Народное безмолвие[57]
Пошла на поводу у народного безмолвия – отстояв полуторачасовую очередь, прикрепилась к районной поликлинике, которую и без того посещаю со школы. Радость была бы неполной без пронесшегося по закучкованному коридору шепотка, что этот аттракцион народного волеизъявления – куда пойти лечиться, когда все равно ближе некуда пойти, – будет повторяться теперь каждый год. Мне, живущей между двумя поликлиниками, детской и взрослой, самое то развлечение. Озирая очередь, думала про понятие «ватник» – что рождается оно, вероятно, от гордого страха молодости, здоровья и возможностей перед перспективой шерстяных беретов, очередей к терапевту и планов на вечер в масштабах плиты. И что от перспектив этих все-таки глупо нам зарекаться – как от общечеловеческого опыта беды и смирения.
Очередь на переприкрепление в поликлинику, куда приходят, когда подопрет, вроде бы наилучшее олицетворение рабской бессознательности народа, а уж какие тут моды и годы представлены, какая опытная усталость сквозит – фотопортреты проклятого прошлого, которое вроде как нашим-то будущим стать не должно. Но, сливаясь с толпой в коридоре, подсоединяешься к полноте знания, которого бегал: есть вещи в жизни, которые можно только терпеливо и стойко перемочь, и есть ситуации, в которых только и можно быть одним из многих, очередным.
И да, есть оно – в очереди сознание: не успела занять свое место, как услышала уже и «все начальники, а мы дураки», и «не дураки, а овцы», и даже «уровень мышления чем ниже, тем тяжелее поднимать народ» – от дамы в розовой ангорке, вспоминавшей свою молодость: «Тогда мне было под пятьдесят…»
Хотела бы я подслушать разговоры в минуты ожидания в платной клинике, но там в бахилах молчат, и есть журналы, чтобы оберегать свою индивидуальность.

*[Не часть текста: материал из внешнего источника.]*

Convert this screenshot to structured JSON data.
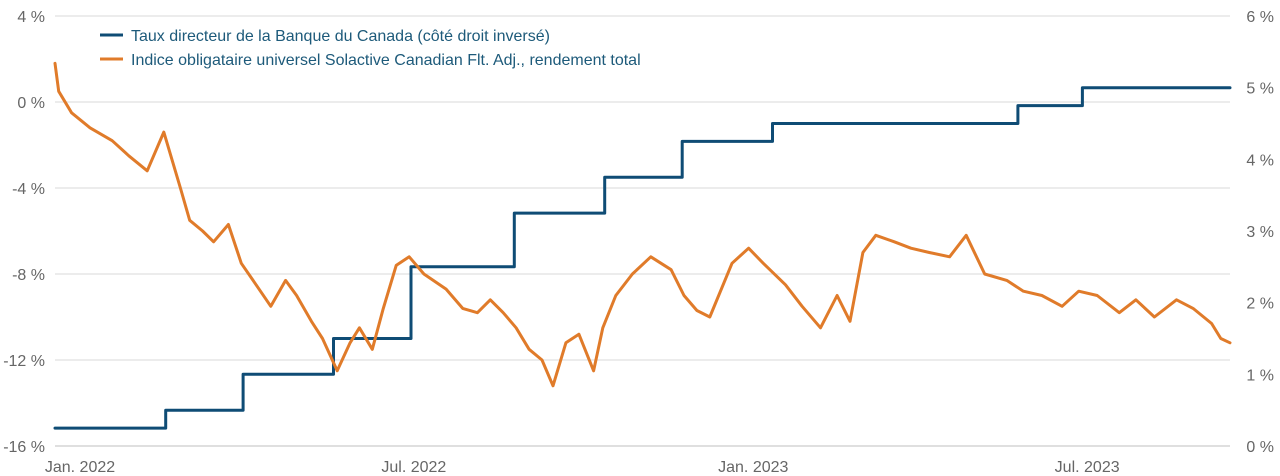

Тема получила развитие в верстке, которую сегодня была отпущена домой читать. Новый роман Андрея Геласимова «Холод» – выходит в первом номере «Октября», а полностью книгой в издательстве «Эксмо» – тонкая инсценировка личного ада, разыгранная в обстоятельствах сибирского прошлого героя.
Индивидуальность в краю ватников – популярный политический сюжет тут прочитывается буквально: модный, обласканный критиками и Европой режиссер в дизайнерском пальтишке и кедах возвращается в город людей-коконов, ватных «подлодок», торопящихся укрыться от сорокаградусного мороза, как он – от своих стыдных долгов.

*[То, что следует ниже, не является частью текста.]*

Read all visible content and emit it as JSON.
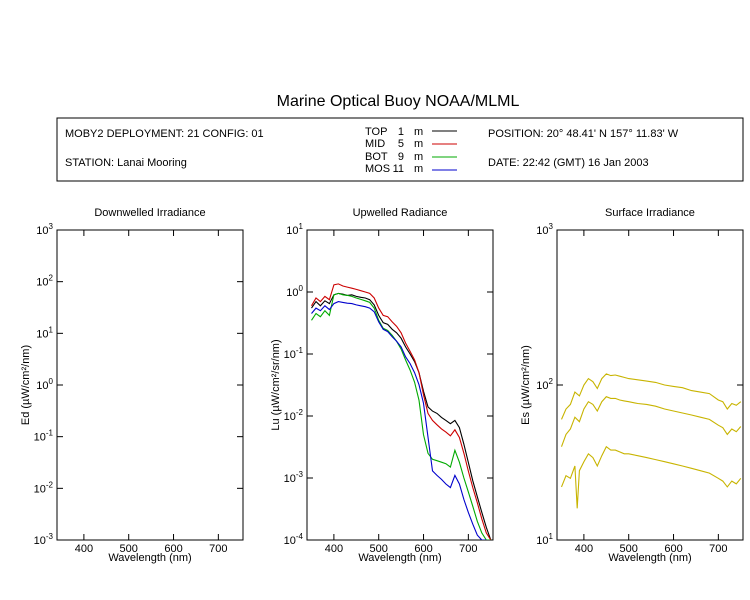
{
  "title": "Marine Optical Buoy NOAA/MLML",
  "info": {
    "deployment": "MOBY2 DEPLOYMENT: 21 CONFIG: 01",
    "station": "STATION: Lanai Mooring",
    "position": "POSITION: 20° 48.41' N   157° 11.83' W",
    "date": "DATE: 22:42 (GMT) 16 Jan 2003"
  },
  "legend": [
    {
      "name": "TOP",
      "depth": "1",
      "unit": "m",
      "color": "#000000"
    },
    {
      "name": "MID",
      "depth": "5",
      "unit": "m",
      "color": "#cc0000"
    },
    {
      "name": "BOT",
      "depth": "9",
      "unit": "m",
      "color": "#00aa00"
    },
    {
      "name": "MOS",
      "depth": "11",
      "unit": "m",
      "color": "#0000cc"
    }
  ],
  "colors": {
    "top": "#000000",
    "mid": "#cc0000",
    "bot": "#00aa00",
    "mos": "#0000cc",
    "surface": "#c8b400"
  },
  "chart_data": [
    {
      "type": "line",
      "title": "Downwelled Irradiance",
      "xlabel": "Wavelength (nm)",
      "ylabel": "Ed  (µW/cm²/nm)",
      "ylog": true,
      "xlim": [
        340,
        755
      ],
      "ylim": [
        0.001,
        1000
      ],
      "xticks": [
        "400",
        "500",
        "600",
        "700"
      ],
      "yticks": [
        "10-3",
        "10-2",
        "10-1",
        "100",
        "101",
        "102",
        "103"
      ],
      "series": []
    },
    {
      "type": "line",
      "title": "Upwelled Radiance",
      "xlabel": "Wavelength (nm)",
      "ylabel": "Lu  (µW/cm²/sr/nm)",
      "ylog": true,
      "xlim": [
        340,
        755
      ],
      "ylim": [
        0.0001,
        10
      ],
      "xticks": [
        "400",
        "500",
        "600",
        "700"
      ],
      "yticks": [
        "10-4",
        "10-3",
        "10-2",
        "10-1",
        "100",
        "101"
      ],
      "series": [
        {
          "name": "TOP",
          "color": "#000000",
          "x": [
            350,
            360,
            370,
            380,
            390,
            400,
            410,
            420,
            430,
            440,
            450,
            460,
            470,
            480,
            490,
            500,
            510,
            520,
            530,
            540,
            550,
            560,
            570,
            580,
            590,
            600,
            610,
            620,
            630,
            640,
            650,
            660,
            670,
            680,
            690,
            700,
            710,
            720,
            730,
            740,
            750
          ],
          "y": [
            0.55,
            0.7,
            0.6,
            0.72,
            0.65,
            0.9,
            0.95,
            0.92,
            0.88,
            0.9,
            0.85,
            0.82,
            0.8,
            0.75,
            0.62,
            0.42,
            0.32,
            0.3,
            0.25,
            0.22,
            0.18,
            0.13,
            0.1,
            0.075,
            0.05,
            0.025,
            0.014,
            0.012,
            0.011,
            0.0095,
            0.0085,
            0.0075,
            0.0085,
            0.0065,
            0.0035,
            0.0018,
            0.0009,
            0.0005,
            0.00028,
            0.00016,
            0.0001
          ]
        },
        {
          "name": "MID",
          "color": "#cc0000",
          "x": [
            350,
            360,
            370,
            380,
            390,
            400,
            410,
            420,
            430,
            440,
            450,
            460,
            470,
            480,
            490,
            500,
            510,
            520,
            530,
            540,
            550,
            560,
            570,
            580,
            590,
            600,
            610,
            620,
            630,
            640,
            650,
            660,
            670,
            680,
            690,
            700,
            710,
            720,
            730,
            740,
            750
          ],
          "y": [
            0.6,
            0.8,
            0.7,
            0.85,
            0.75,
            1.3,
            1.35,
            1.25,
            1.2,
            1.15,
            1.1,
            1.05,
            1.0,
            0.95,
            0.8,
            0.55,
            0.42,
            0.4,
            0.33,
            0.28,
            0.22,
            0.15,
            0.11,
            0.08,
            0.05,
            0.022,
            0.011,
            0.0085,
            0.0072,
            0.0062,
            0.0055,
            0.0048,
            0.006,
            0.0045,
            0.0025,
            0.0013,
            0.0007,
            0.0004,
            0.00022,
            0.00013,
            0.0001
          ]
        },
        {
          "name": "BOT",
          "color": "#00aa00",
          "x": [
            350,
            360,
            370,
            380,
            390,
            400,
            410,
            420,
            430,
            440,
            450,
            460,
            470,
            480,
            490,
            500,
            510,
            520,
            530,
            540,
            550,
            560,
            570,
            580,
            590,
            600,
            610,
            620,
            630,
            640,
            650,
            660,
            670,
            680,
            690,
            700,
            710,
            720,
            730,
            740,
            750
          ],
          "y": [
            0.35,
            0.45,
            0.4,
            0.5,
            0.42,
            0.9,
            0.95,
            0.9,
            0.88,
            0.85,
            0.8,
            0.76,
            0.72,
            0.68,
            0.55,
            0.35,
            0.26,
            0.24,
            0.2,
            0.16,
            0.12,
            0.08,
            0.055,
            0.035,
            0.018,
            0.005,
            0.0025,
            0.002,
            0.0019,
            0.0018,
            0.0017,
            0.0015,
            0.0028,
            0.0018,
            0.001,
            0.0006,
            0.00035,
            0.0002,
            0.00013,
            0.0001,
            0.0001
          ]
        },
        {
          "name": "MOS",
          "color": "#0000cc",
          "x": [
            350,
            360,
            370,
            380,
            390,
            400,
            410,
            420,
            430,
            440,
            450,
            460,
            470,
            480,
            490,
            500,
            510,
            520,
            530,
            540,
            550,
            560,
            570,
            580,
            590,
            600,
            620,
            630,
            640,
            650,
            660,
            670,
            680,
            690,
            700,
            710,
            720,
            730,
            740
          ],
          "y": [
            0.45,
            0.55,
            0.5,
            0.6,
            0.52,
            0.65,
            0.7,
            0.68,
            0.66,
            0.65,
            0.62,
            0.6,
            0.58,
            0.55,
            0.48,
            0.33,
            0.25,
            0.23,
            0.19,
            0.16,
            0.13,
            0.09,
            0.07,
            0.05,
            0.032,
            0.016,
            0.0013,
            0.0011,
            0.00095,
            0.0008,
            0.0007,
            0.0011,
            0.0008,
            0.00045,
            0.00028,
            0.00018,
            0.00012,
            0.0001,
            0.0001
          ]
        }
      ]
    },
    {
      "type": "line",
      "title": "Surface Irradiance",
      "xlabel": "Wavelength (nm)",
      "ylabel": "Es  (µW/cm²/nm)",
      "ylog": true,
      "xlim": [
        340,
        755
      ],
      "ylim": [
        10,
        1000
      ],
      "xticks": [
        "400",
        "500",
        "600",
        "700"
      ],
      "yticks": [
        "101",
        "102",
        "103"
      ],
      "series": [
        {
          "name": "",
          "color": "#c8b400",
          "x": [
            350,
            360,
            370,
            380,
            390,
            400,
            410,
            420,
            430,
            440,
            450,
            460,
            470,
            480,
            490,
            500,
            520,
            540,
            560,
            580,
            600,
            620,
            640,
            660,
            680,
            700,
            710,
            720,
            730,
            740,
            750
          ],
          "y": [
            60,
            70,
            75,
            90,
            85,
            100,
            110,
            105,
            95,
            110,
            118,
            115,
            116,
            114,
            112,
            110,
            108,
            106,
            104,
            100,
            98,
            96,
            92,
            90,
            88,
            80,
            78,
            70,
            76,
            74,
            78
          ]
        },
        {
          "name": "",
          "color": "#c8b400",
          "x": [
            350,
            360,
            370,
            380,
            390,
            400,
            410,
            420,
            430,
            440,
            450,
            460,
            470,
            480,
            490,
            500,
            520,
            540,
            560,
            580,
            600,
            620,
            640,
            660,
            680,
            700,
            710,
            720,
            730,
            740,
            750
          ],
          "y": [
            40,
            48,
            52,
            62,
            58,
            70,
            78,
            75,
            68,
            78,
            84,
            82,
            82,
            80,
            79,
            78,
            76,
            75,
            73,
            70,
            68,
            66,
            64,
            62,
            60,
            55,
            53,
            48,
            52,
            50,
            54
          ]
        },
        {
          "name": "",
          "color": "#c8b400",
          "x": [
            350,
            360,
            370,
            380,
            385,
            390,
            400,
            410,
            420,
            430,
            440,
            450,
            460,
            470,
            480,
            490,
            500,
            520,
            540,
            560,
            580,
            600,
            620,
            640,
            660,
            680,
            700,
            710,
            720,
            730,
            740,
            750
          ],
          "y": [
            22,
            26,
            25,
            30,
            16,
            28,
            32,
            36,
            34,
            30,
            35,
            40,
            38,
            38,
            37,
            36,
            36,
            35,
            34,
            33,
            32,
            31,
            30,
            29,
            28,
            27,
            25,
            24,
            22,
            24,
            23,
            25
          ]
        }
      ]
    }
  ]
}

В герое, если хочется, можно видеть проекцию автора – или любого другого «селебрити», выбившегося в люди, что часто значит: оттолкнувшегося от людей. Возвращение в людское, в жизнь пониже «люкса» для такого человека – единственный шанс стартовать заново, опять ощутить жизнь в становлении, словить неизвестность.
Герой приехал по личному делу, которым надеялся обрубить путь в прошлое, но удержан в городе детства народной бедой. Из мира, где его все узнают, сошел в мир, где каждый его сможет тронуть, потащить и бросить. Индивидуальность становится анонимом, чтобы заново выбрать, кем быть. Это продуктивное обнуление представлений о себе понадобилось, кажется, и самому Геласимову, чтобы написать текст, по непосредственности и честности переживания сравнимый с когда-то прославившей его «Жаждой».
Новый нэп в купеческом городе[58]
«Это не город, а все-таки станция», – услышала я недавно от поэтессы, после пожара в доме, где прожила около 20 лет, переселившейся в бывший Дом творчества в Голицыно, под Москву. Ни вынужденность, ни плохая приспособленность комнаты гостиничного типа для постоянного проживания не располагают к новому приюту, и все же не только бытовые тяготы имела в виду эта чуткая женщина, когда уточнила: «Вот Пушкино – город, а Голицыно – это станция».
Ее слова о России, которую проезжают, с которой жители больших городов знакомятся разве что так, вынужденно, но которая, собственно, Россию и составляет.